As oil price rises, pilots’ group accuses airline of putting profits before passenger safety
By Keith Perry and Susan Cooke | 10 September 2012
“There is one major airline that we know that gives financial bonuses if you use less fuel”
– Nico Voorbach, president, European Cockpit Association
Pilots at a major European airline are being offered bonuses to encourage them to minimise how much fuel they carry.
Exaro can reveal that shocking evidence of the practice is to be passed to the European Aviation Safety Agency (EASA), which regulates airlines. It says that it will examine the claims.
Complaints about the bonuses – aimed at giving pilots an incentive to carry as little fuel as legally possible – were first received by the European Cockpit Association (ECA), which represents more than 38,000 European pilots from national associations in 37 countries.
The association, whose members include the British Airline Pilots Association, accused the operator of putting profits before passenger safety.
The development comes amid mounting concerns about airlines putting increasing pressure on pilots to load less fuel to make planes lighter and more economic to run.
The ECA told Exaro that it will pass the complaints to the EASA. It did not name the airline to Exaro, only describing it as a “major airline in southern Europe”.
Dominique Fouda, EASA spokesman on safety issues, told Exaro: “Passenger safety should always come first, always ahead of any other consideration,” adding, “We shall carefully review the concerns of ECA and take the necessary action to ensure safety always prevails.”
An Exaro investigation revealed three weeks ago how two Virgin Atlantic passenger jets were forced to issue emergency alerts to air-traffic control this year on the same day because they were running low on fuel.
The crew from the two Boeing 747s issued ‘pan’ alerts, requesting priority landing after being diverted to Stansted from Gatwick because of strong winds.
The disclosures came after Spanish authorities began investigating low-fuel maydays declared by three Ryanair planes one day in July.
Some pilots warned that airlines are operating on very narrow margins as they seek to cut operating costs in the face of high oil prices.
The ECA said that the problem is bigger in Europe than America because of the instability of the euro. The association, which represents pilots at the European Union, said that a weak euro pushes the price of aviation fuel up further because it is traded in dollars.
Nico Voorbach, ECA president and himself a commercial pilot, told Exaro: “We are concerned that decisions are not always based upon safety issues, but sometimes commercial issues. This means that some airlines are bending corners that should not be bent.

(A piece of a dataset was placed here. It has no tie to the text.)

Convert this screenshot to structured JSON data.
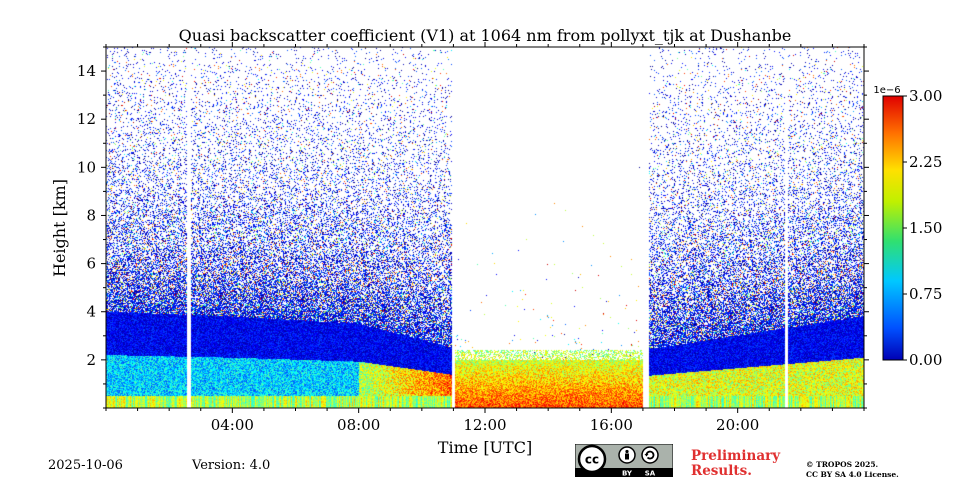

“There is one major airline that we know gives financial bonuses if you use less fuel. You see it more and more, and it is because of the economic situation that we have in Europe at the moment.
“We get more pilots telling us about their concerns about the pressure they feel on their decisions on safety issues. We shall bring those concerns to the authorities, such as the European Aviation Safety Agency.”
“Legislation states that, when you land, you have to have half an hour of fuel. That is the minimum, and as soon as you are below it, it can become unsafe.”
The ECA is calling on European governments to impose tighter oversight on airlines to curb the pressures on staff to adopt unsafe practices.
It is also liaising with pilots’ unions to gather information about examples of pressure on flight crew to minimise the fuel loaded, and this has already revealed a range of other practices.